Avocat associé, Fromont Briens

Sarah Sagar

Avocat, Fromont Briens

Le mécénat est un don, en numéraire, en nature ou en compétence, à un organisme pour soutenir une œuvre d'intérêt général. Sous réserve de répondre à des conditions légales, le don ouvre droit à des avantages fiscaux pour les entreprises donatrices.

Plus spécifiquement, le mécénat de compétences consiste, pour une entreprise ou une association, à mettre des collaborateurs à disposition d'organismes d'intérêt général durant leur temps de travail. Les salariés, qui conservent leur rémunération, mettent à profit de ces organismes leurs compétences et leur force de travail sur une période déterminée.

Sur ces dernières années, le recours au mécénat de compétences est en progression malgré une baisse observée entre 2019 et 2021 qui s'explique principalement par la crise sanitaire (1) .

À ce jour, il est majoritairement mis en œuvre dans les grandes entreprises (2) . Le dispositif a également plus de succès en Île-de-France (3) qu'en province (4) .

L'attractivité du mécénat de compétences reste donc modérée et disparate. Pourtant, il apparaît comme un outil pertinent permettant de répondre, notamment, aux enjeux actuels de responsabilité sociétale de l'entreprise (RSE).

À l'heure où les entreprises (grandes ou petites) doivent nécessairement répondre de leur impact social, le mécénat de compétences, souvent présenté comme un dispositif « gagnant-gagnant », permet à l'entreprise de s'impliquer auprès d'organismes en lien avec les valeurs qu'elle entend véhiculer.

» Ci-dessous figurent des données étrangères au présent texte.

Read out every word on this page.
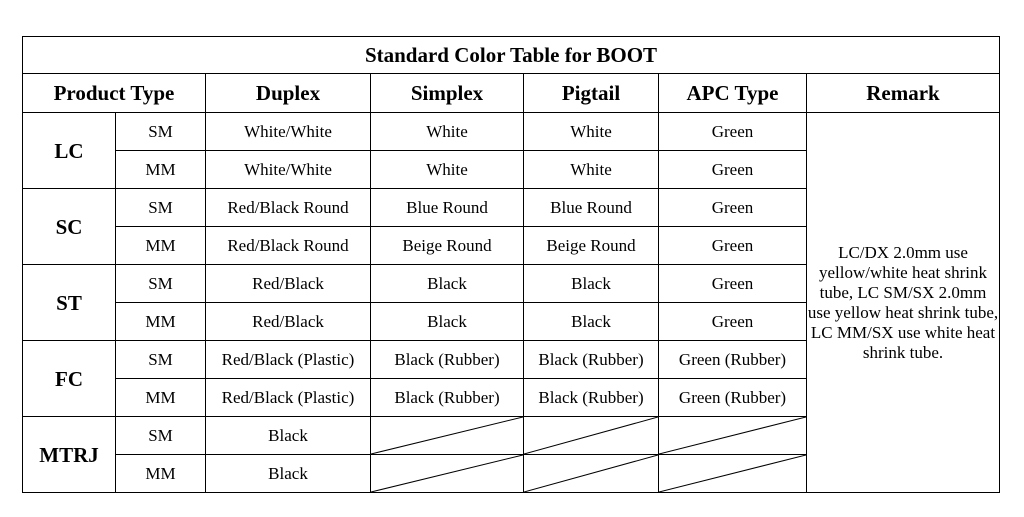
Standard Color Table for BOOT						
Product Type		Duplex	Simplex	Pigtail	APC Type	Remark
LC	SM	White/White	White	White	Green	LC/DX 2.0mm use yellow/white heat shrink tube, LC SM/SX 2.0mm use yellow heat shrink tube, LC MM/SX use white heat shrink tube.
	MM	White/White	White	White	Green	
SC	SM	Red/Black Round	Blue Round	Blue Round	Green	
	MM	Red/Black Round	Beige Round	Beige Round	Green	
ST	SM	Red/Black	Black	Black	Green	
	MM	Red/Black	Black	Black	Green	
FC	SM	Red/Black (Plastic)	Black (Rubber)	Black (Rubber)	Green (Rubber)	
	MM	Red/Black (Plastic)	Black (Rubber)	Black (Rubber)	Green (Rubber)	
MTRJ	SM	Black	

	MM	Black	
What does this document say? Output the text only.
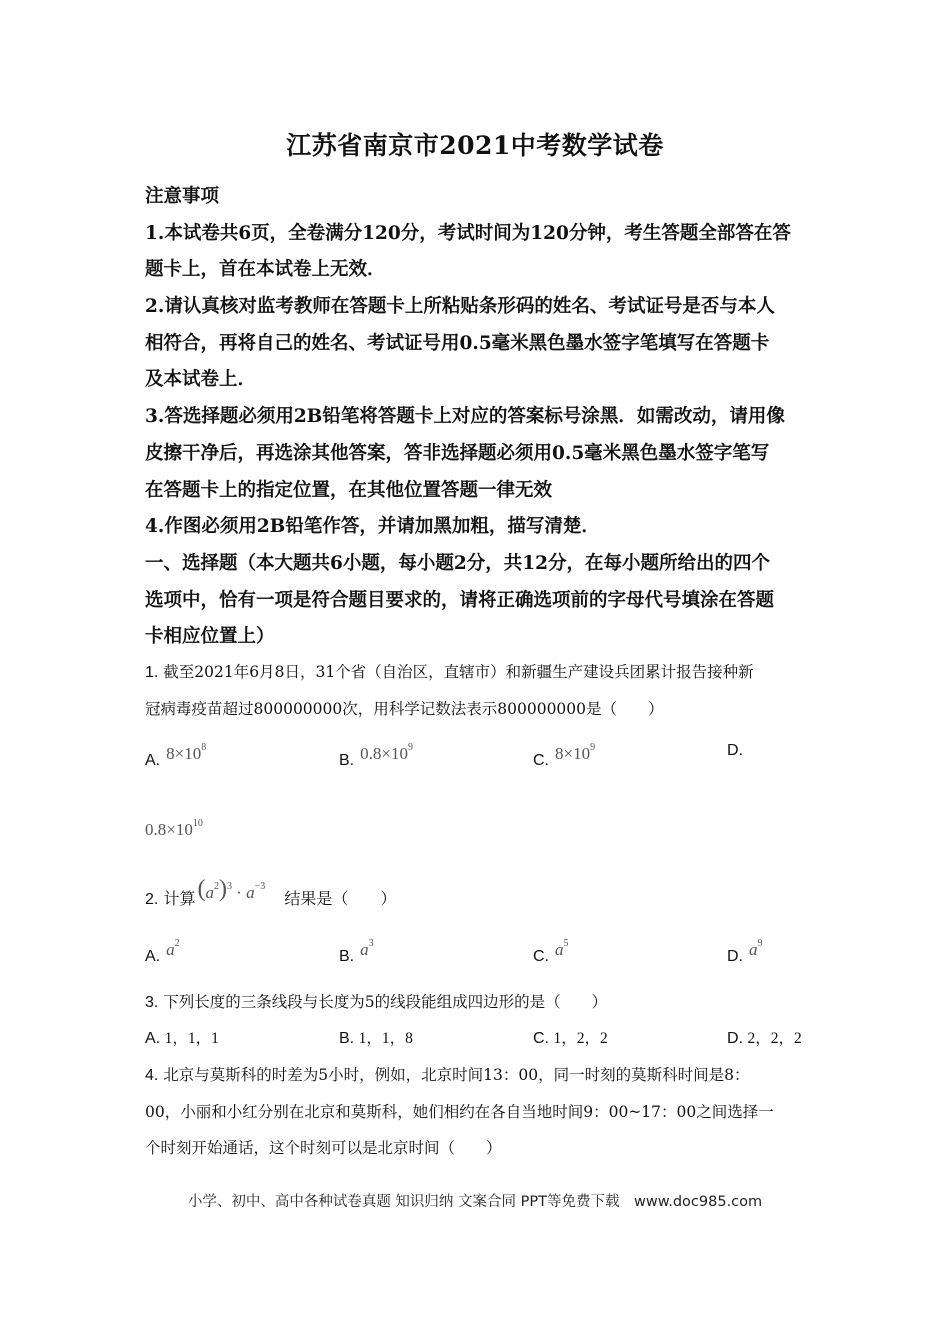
江苏省南京市2021中考数学试卷
注意事项
1.本试卷共6页，全卷满分120分，考试时间为120分钟，考生答题全部答在答
题卡上，首在本试卷上无效．
2.请认真核对监考教师在答题卡上所粘贴条形码的姓名、考试证号是否与本人
相符合，再将自己的姓名、考试证号用0.5毫米黑色墨水签字笔填写在答题卡
及本试卷上．
3.答选择题必须用2B铅笔将答题卡上对应的答案标号涂黑．如需改动，请用像
皮擦干净后，再选涂其他答案，答非选择题必须用0.5毫米黑色墨水签字笔写
在答题卡上的指定位置，在其他位置答题一律无效
4.作图必须用2B铅笔作答，并请加黑加粗，描写清楚．
一、选择题（本大题共6小题，每小题2分，共12分，在每小题所给出的四个
选项中，恰有一项是符合题目要求的，请将正确选项前的字母代号填涂在答题
卡相应位置上）
1. 截至2021年6月8日，31个省（自治区，直辖市）和新疆生产建设兵团累计报告接种新
冠病毒疫苗超过800000000次，用科学记数法表示800000000是（　　）
A. $8\times 10^8$
B. $0.8\times 10^9$
C. $8\times 10^9$	D.
$0.8\times 10^{10}$
2. 计算$(a^2)^3 \cdot a^{-3}$ 结果是（　　）
A. $a^2$
B. $a^3$
C. $a^5$
D. $a^9$
3. 下列长度的三条线段与长度为5的线段能组成四边形的是（　　）
A. 1，1，1	B. 1，1，8	C. 1，2，2	D. 2，2，2
4. 北京与莫斯科的时差为5小时，例如，北京时间13：00，同一时刻的莫斯科时间是8：
00，小丽和小红分别在北京和莫斯科，她们相约在各自当地时间9：00~17：00之间选择一
个时刻开始通话，这个时刻可以是北京时间（　　）
小学、初中、高中各种试卷真题 知识归纳 文案合同 PPT等免费下载　www.doc985.com
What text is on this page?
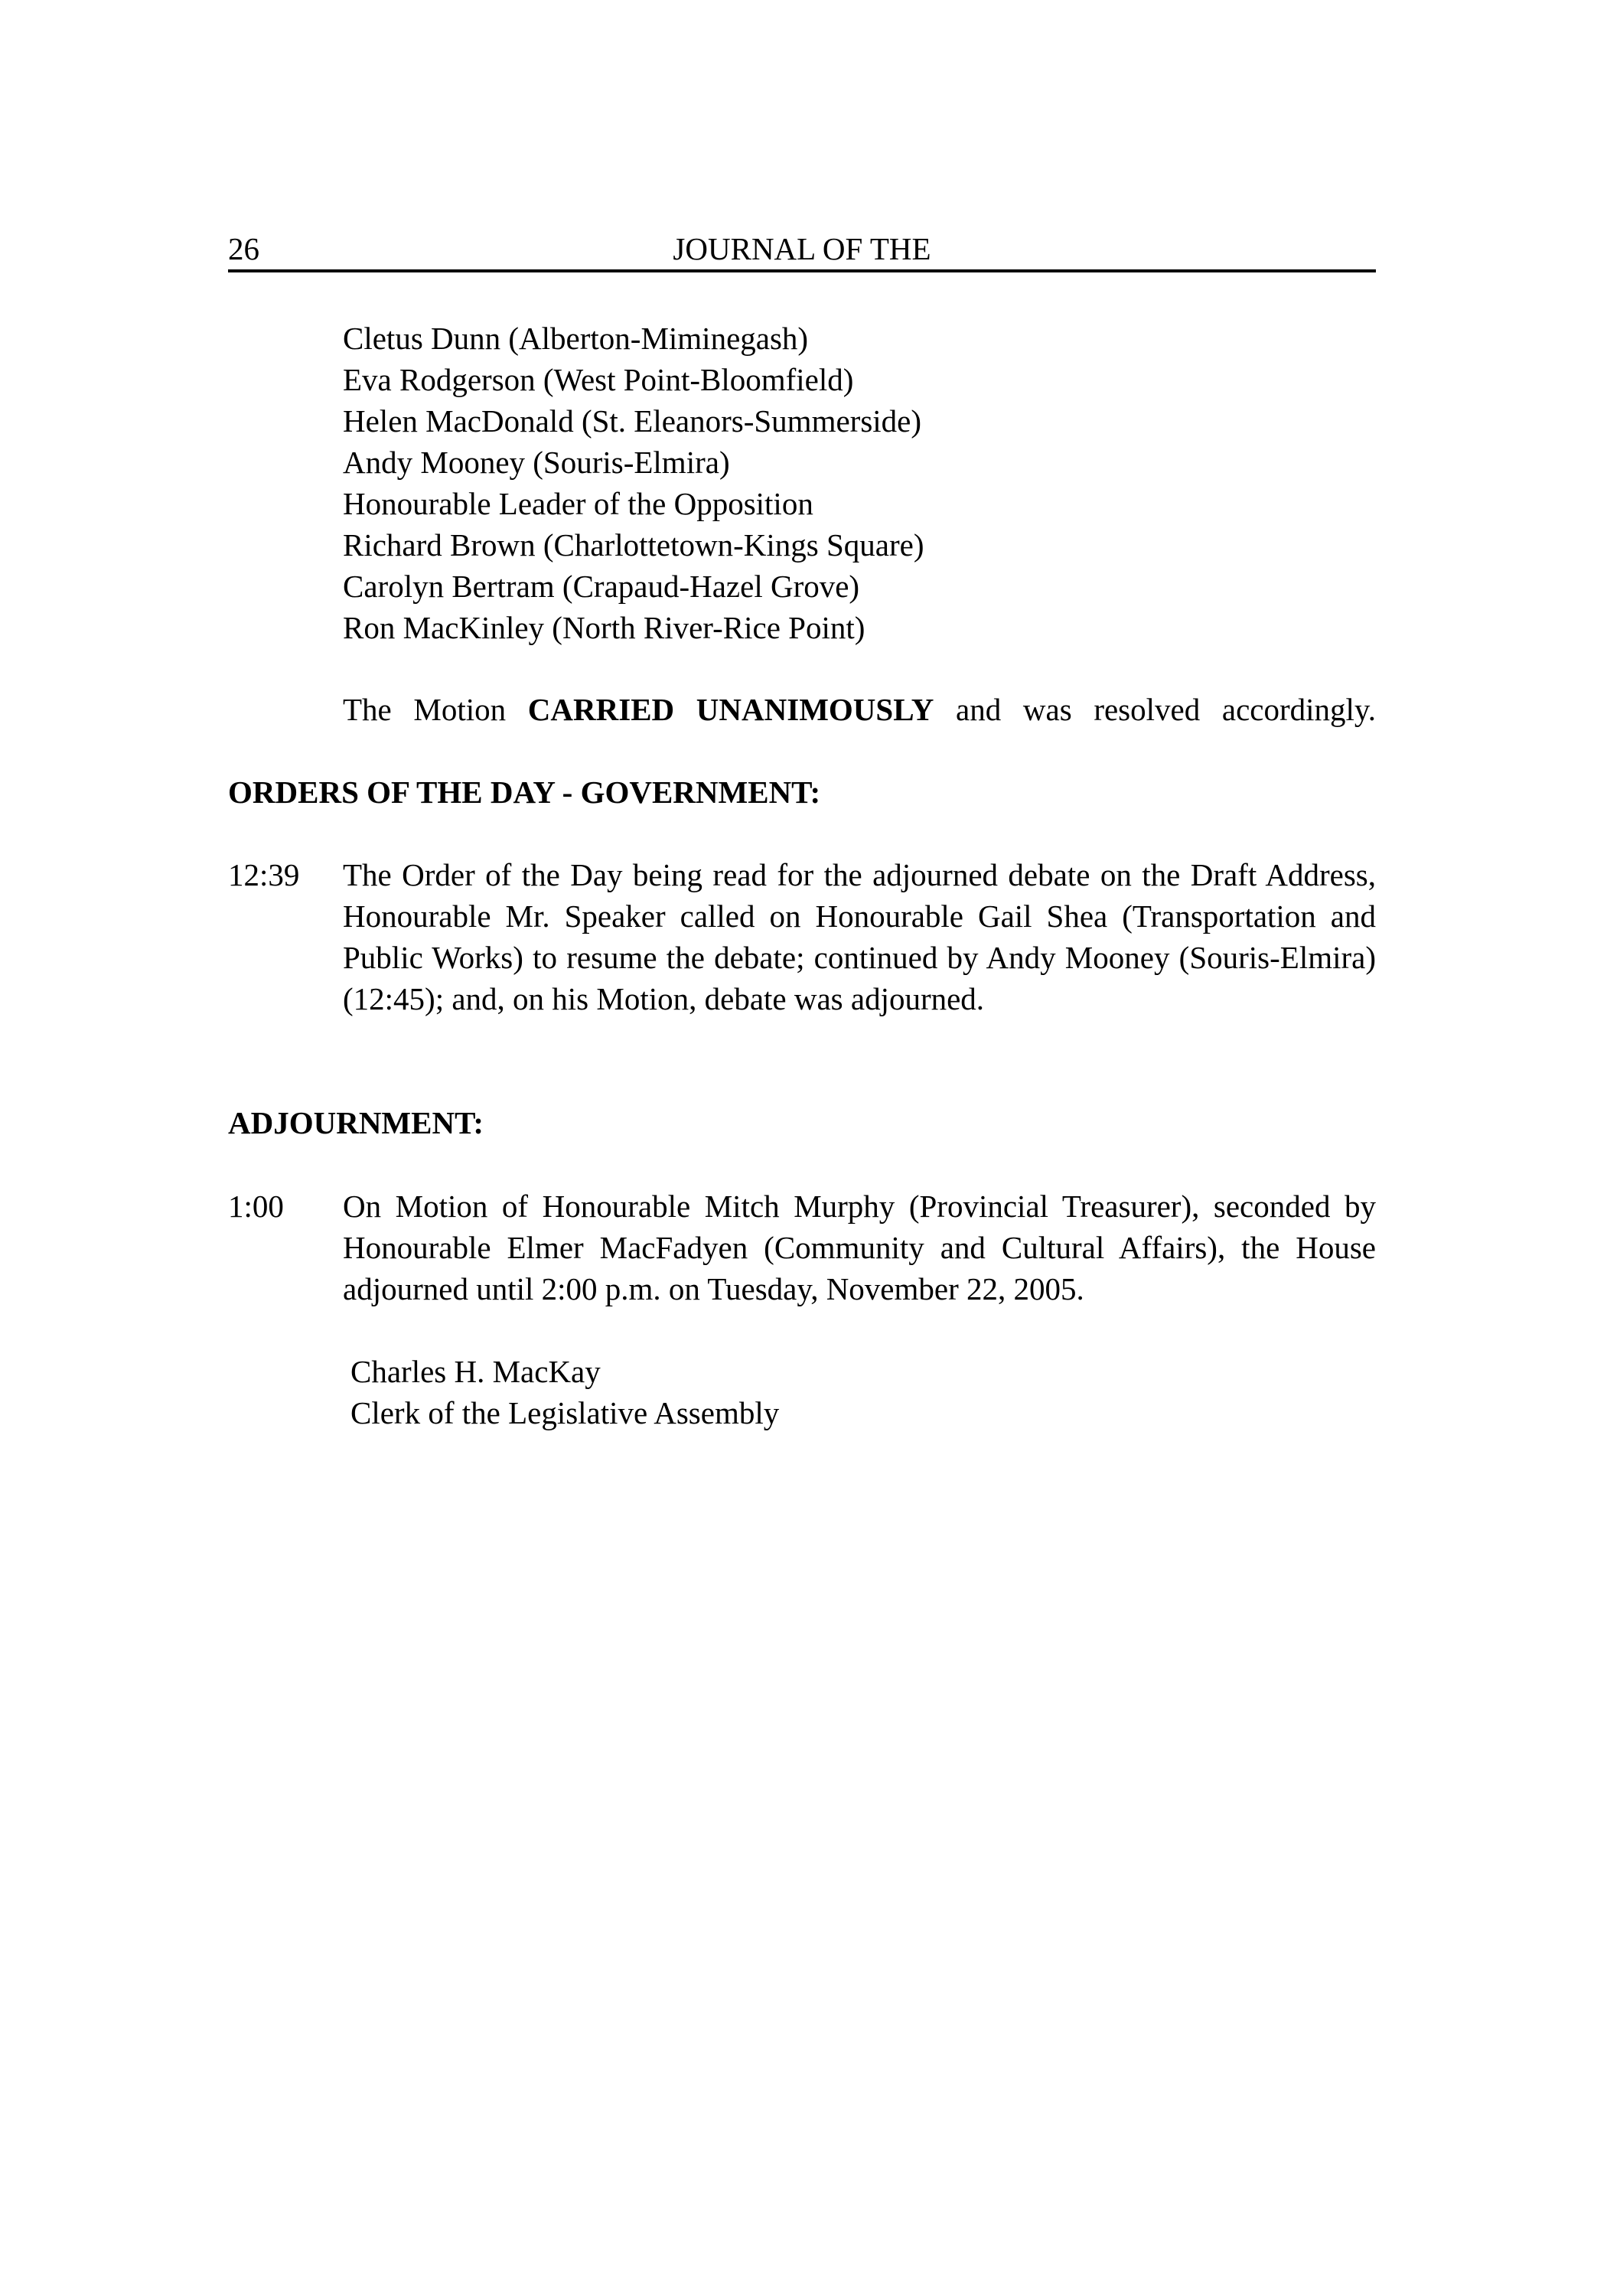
26	JOURNAL OF THE
Cletus Dunn (Alberton-Miminegash)
Eva Rodgerson (West Point-Bloomfield)
Helen MacDonald (St. Eleanors-Summerside)
Andy Mooney (Souris-Elmira)
Honourable Leader of the Opposition
Richard Brown (Charlottetown-Kings Square)
Carolyn Bertram (Crapaud-Hazel Grove)
Ron MacKinley (North River-Rice Point)

The Motion CARRIED UNANIMOUSLY and was resolved accordingly.

ORDERS OF THE DAY - GOVERNMENT:
12:39 The Order of the Day being read for the adjourned debate on the Draft Address, Honourable Mr. Speaker called on Honourable Gail Shea (Transportation and Public Works) to resume the debate; continued by Andy Mooney (Souris-Elmira) (12:45); and, on his Motion, debate was adjourned.

ADJOURNMENT:
1:00 On Motion of Honourable Mitch Murphy (Provincial Treasurer), seconded by Honourable Elmer MacFadyen (Community and Cultural Affairs), the House adjourned until 2:00 p.m. on Tuesday, November 22, 2005.

Charles H. MacKay
Clerk of the Legislative Assembly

Les analyses révèlent que le mécénat de compétences présente des vertus tant au niveau interne qu'externe pour les entreprises :

Vertus internes : le dispositif est de nature à fédérer et fidéliser les collaborateurs, il a vocation à attirer de nouveaux talents et il entretient la motivation des collaborateurs qui se considèrent plus attachés à leur employeur et retrouvent un sens à leur travail. D'une façon générale, il s'agit d'un outil qui peut avoir pour effet d'accroître le bien-être au travail et la performance collective.

Vertus externes : le dispositif est de nature à valoriser l'image et la réputation de l'entreprise. Il peut être mis en avant dans le cadre d'une démarche RSE dans la mesure où il constitue une action concrète d'implication sociale et de solidarité. L'entreprise peut également véhiculer des valeurs en lien avec son activité économique afin de renforcer son image.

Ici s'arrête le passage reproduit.